No Brasil, a primeira chamada pública para a instalação de um parque eólico ocorreu em 2004. De lá para cá, a participação da fonte eólica na matriz elétrica nacional cresceu tanto que hoje ocupa o segundo lugar.
Segundo o Operador Nacional do Sistema Elétrico (ONS), em 2024, 15,5% da energia do país veio da eólica, atrás das hidrelétricas, que responderam por 61,6%.
O Brasil tem hoje 1.143 parques eólicos, com 11.990 aerogeradores operando em 12 estados, segundo a Associação Brasileira de Energia Eólica (ABEEólica).
No entanto, após anos de crescimento, em 2024 o setor viu a instalação de novas usinas eólicas recuar em relação ao ano anterior. De acordo com a presidente da Associação Brasileira de Energia Eólica, Elbia Gannoum, o setor está em crise.

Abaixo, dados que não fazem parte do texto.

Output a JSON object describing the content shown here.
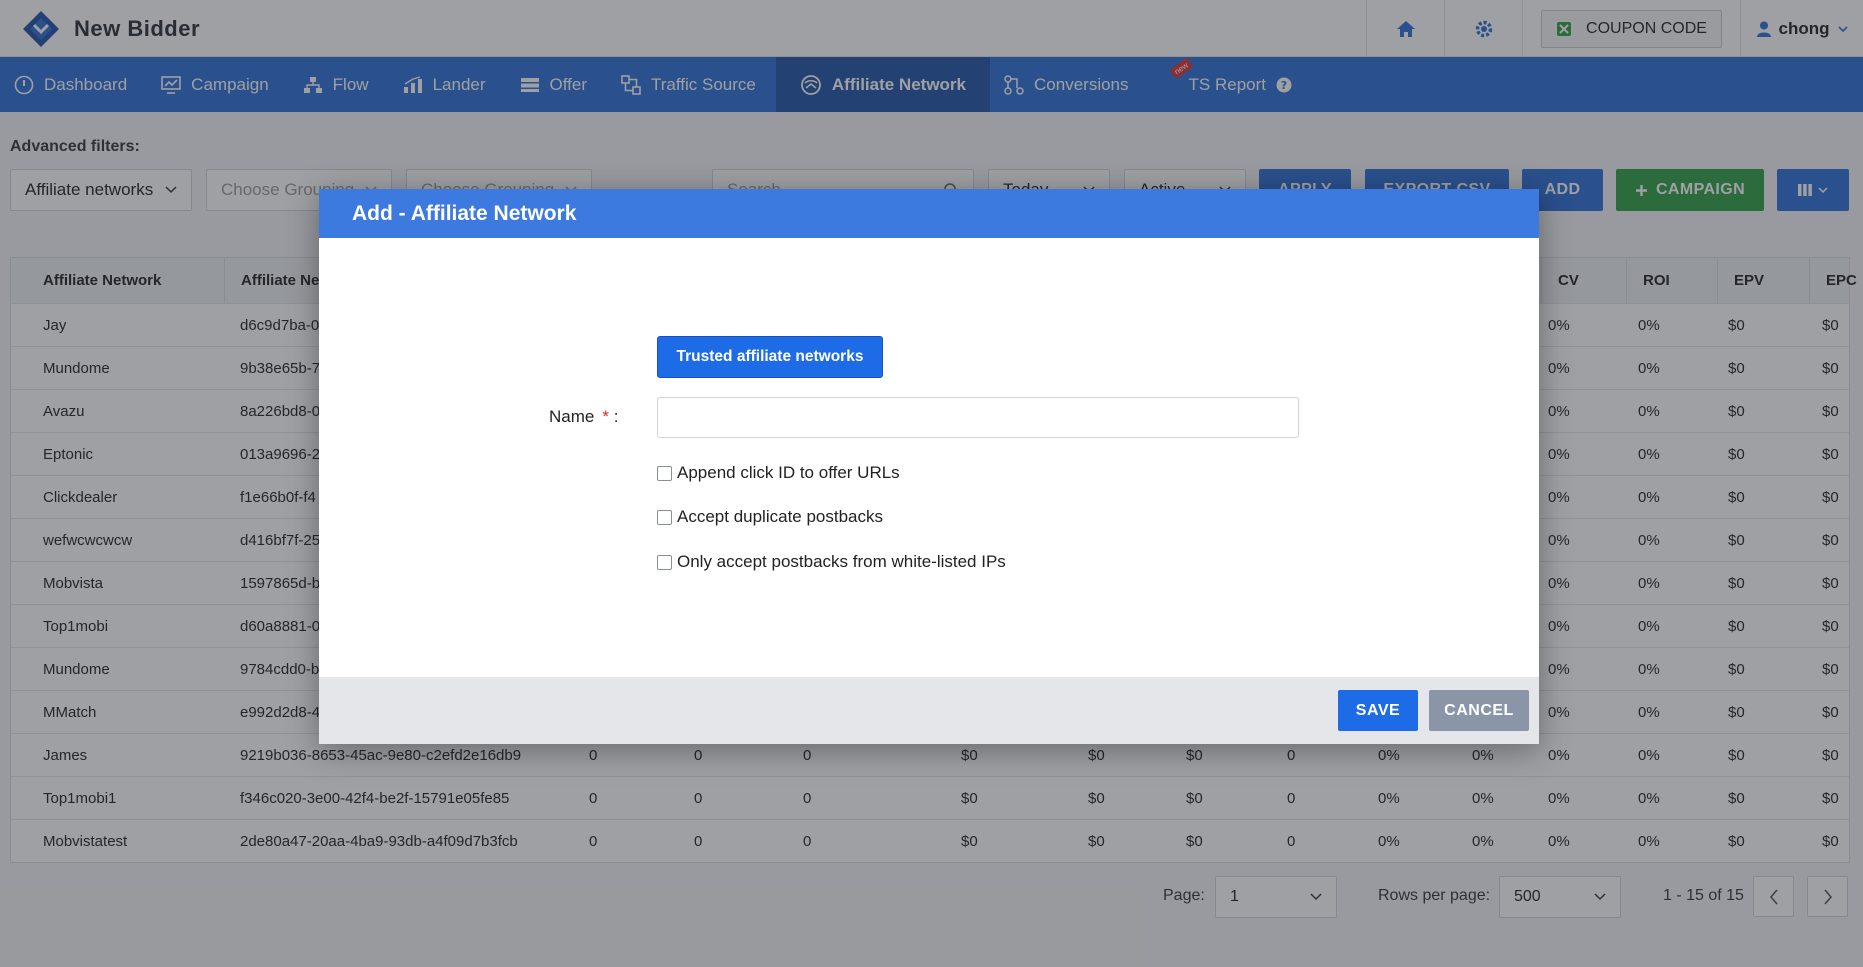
{
  "app": {
    "name": "New Bidder"
  },
  "header": {
    "coupon_label": "COUPON CODE",
    "user_name": "chong"
  },
  "nav": {
    "items": [
      {
        "label": "Dashboard"
      },
      {
        "label": "Campaign"
      },
      {
        "label": "Flow"
      },
      {
        "label": "Lander"
      },
      {
        "label": "Offer"
      },
      {
        "label": "Traffic Source"
      },
      {
        "label": "Affiliate Network"
      },
      {
        "label": "Conversions"
      },
      {
        "label": "TS Report"
      }
    ],
    "active_index": 6,
    "new_badge": "new"
  },
  "filters": {
    "label": "Advanced filters:",
    "group1": "Affiliate networks",
    "group2_placeholder": "Choose Grouping",
    "group3_placeholder": "Choose Grouping",
    "search_placeholder": "Search",
    "date_range": "Today",
    "status": "Active",
    "apply_label": "APPLY",
    "export_label": "EXPORT CSV",
    "add_label": "ADD",
    "campaign_label": "CAMPAIGN"
  },
  "table": {
    "headers": [
      "Affiliate Network",
      "Affiliate Ne",
      "CV",
      "ROI",
      "EPV",
      "EPC"
    ],
    "rows": [
      {
        "name": "Jay",
        "id": "d6c9d7ba-0"
      },
      {
        "name": "Mundome",
        "id": "9b38e65b-7"
      },
      {
        "name": "Avazu",
        "id": "8a226bd8-0"
      },
      {
        "name": "Eptonic",
        "id": "013a9696-2"
      },
      {
        "name": "Clickdealer",
        "id": "f1e66b0f-f4"
      },
      {
        "name": "wefwcwcwcw",
        "id": "d416bf7f-25"
      },
      {
        "name": "Mobvista",
        "id": "1597865d-b"
      },
      {
        "name": "Top1mobi",
        "id": "d60a8881-0"
      },
      {
        "name": "Mundome",
        "id": "9784cdd0-b"
      },
      {
        "name": "MMatch",
        "id": "e992d2d8-4"
      },
      {
        "name": "James",
        "id": "9219b036-8653-45ac-9e80-c2efd2e16db9"
      },
      {
        "name": "Top1mobi1",
        "id": "f346c020-3e00-42f4-be2f-15791e05fe85"
      },
      {
        "name": "Mobvistatest",
        "id": "2de80a47-20aa-4ba9-93db-a4f09d7b3fcb"
      }
    ],
    "full_row_values": [
      "0",
      "0",
      "0",
      "$0",
      "$0",
      "$0",
      "0",
      "0%",
      "0%"
    ],
    "tail_values": [
      "0%",
      "0%",
      "$0",
      "$0"
    ]
  },
  "pagination": {
    "page_label": "Page:",
    "page_value": "1",
    "rows_label": "Rows per page:",
    "rows_value": "500",
    "range_text": "1 - 15 of 15"
  },
  "modal": {
    "title": "Add - Affiliate Network",
    "trusted_label": "Trusted affiliate networks",
    "name_label": "Name",
    "required_mark": "*",
    "name_colon": ":",
    "name_value": "",
    "check1": "Append click ID to offer URLs",
    "check2": "Accept duplicate postbacks",
    "check3": "Only accept postbacks from white-listed IPs",
    "save_label": "SAVE",
    "cancel_label": "CANCEL"
  },
  "colors": {
    "nav_blue": "#2c6ed8",
    "nav_active": "#1f52a8",
    "modal_header": "#3d7ae0",
    "primary_button": "#1e6be8",
    "campaign_green": "#2f9e44",
    "cancel_gray": "#8a96a8"
  }
}
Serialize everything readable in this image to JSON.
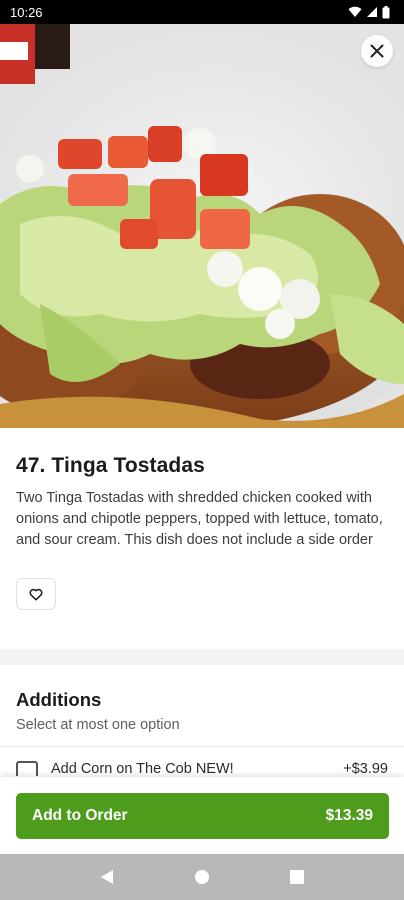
{
  "status_bar": {
    "time": "10:26",
    "icons": [
      "wifi-icon",
      "signal-icon",
      "battery-icon"
    ]
  },
  "hero": {
    "image_description_icon": "food-photo",
    "close_icon": "close-icon"
  },
  "item": {
    "title": "47. Tinga Tostadas",
    "description": "Two Tinga Tostadas with shredded chicken cooked with onions and chipotle peppers, topped with lettuce, tomato, and sour cream. This dish does not include a side order",
    "favorite_icon": "heart-icon"
  },
  "additions": {
    "title": "Additions",
    "subtitle": "Select at most one option",
    "options": [
      {
        "label": "Add Corn on The Cob NEW!",
        "price": "+$3.99",
        "checked": false
      }
    ]
  },
  "order": {
    "button_label": "Add to Order",
    "price": "$13.39"
  },
  "colors": {
    "accent": "#4e9c1b",
    "status_bar": "#000000",
    "nav_bar": "#b8b8b8"
  },
  "nav": {
    "icons": [
      "back-icon",
      "home-icon",
      "recents-icon"
    ]
  }
}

“Esse tipo de crise, a falta de venda de energia eólica em contrato, tem um impacto muito grande, maior até do que outras fontes. A solar, por exemplo, ela é toda importada da China, então se eu não instalo o parque solar, eu só vou deixar de importar”.
Gannoum explica que, no Brasil, cerca de 80% da cadeia produtiva da energia eólica é nacional, e, por isso, a queda nas contratações afeta diretamente a indústria e o emprego. “Se a fábrica não contrata, ela começa a demitir trabalhadores e foi o que aconteceu em algumas fábricas, inclusive”, explica a presidente da ABEEólica.
Entre os motivos para isso, Gannoum destaca o baixo crescimento da economia, já que historicamente o crescimento da demanda por energia acompanha o crescimento do PIB.
Mas ela aponta como principal causa a entrada de uma nova categoria de geração: a Micro e Minigeração Distribuída (MMGD), conhecida como “energia de telhado” – os painéis solares instalados nas casas e empresas de consumidores.
Nos últimos anos, essa modalidade teve um crescimento expressivo, impulsionada por incentivos financeiros que garantem bom retorno aos consumidores, especialmente após o marco legal, em 2022.
“E aí essa demanda por energia, que era do mercado como um todo, foi reduzida porque os donos das residências começaram a instalar a própria energia e eles não contrataram essa energia no mercado”, explicou Elbia. Ou seja, quem instala painel solar em casa consome menos da rede elétrica, e sobra menos espaço para a eólica vender sua energia.
O setor também vem sofrendo com os cortes de geração de energia, o chamado curtailment.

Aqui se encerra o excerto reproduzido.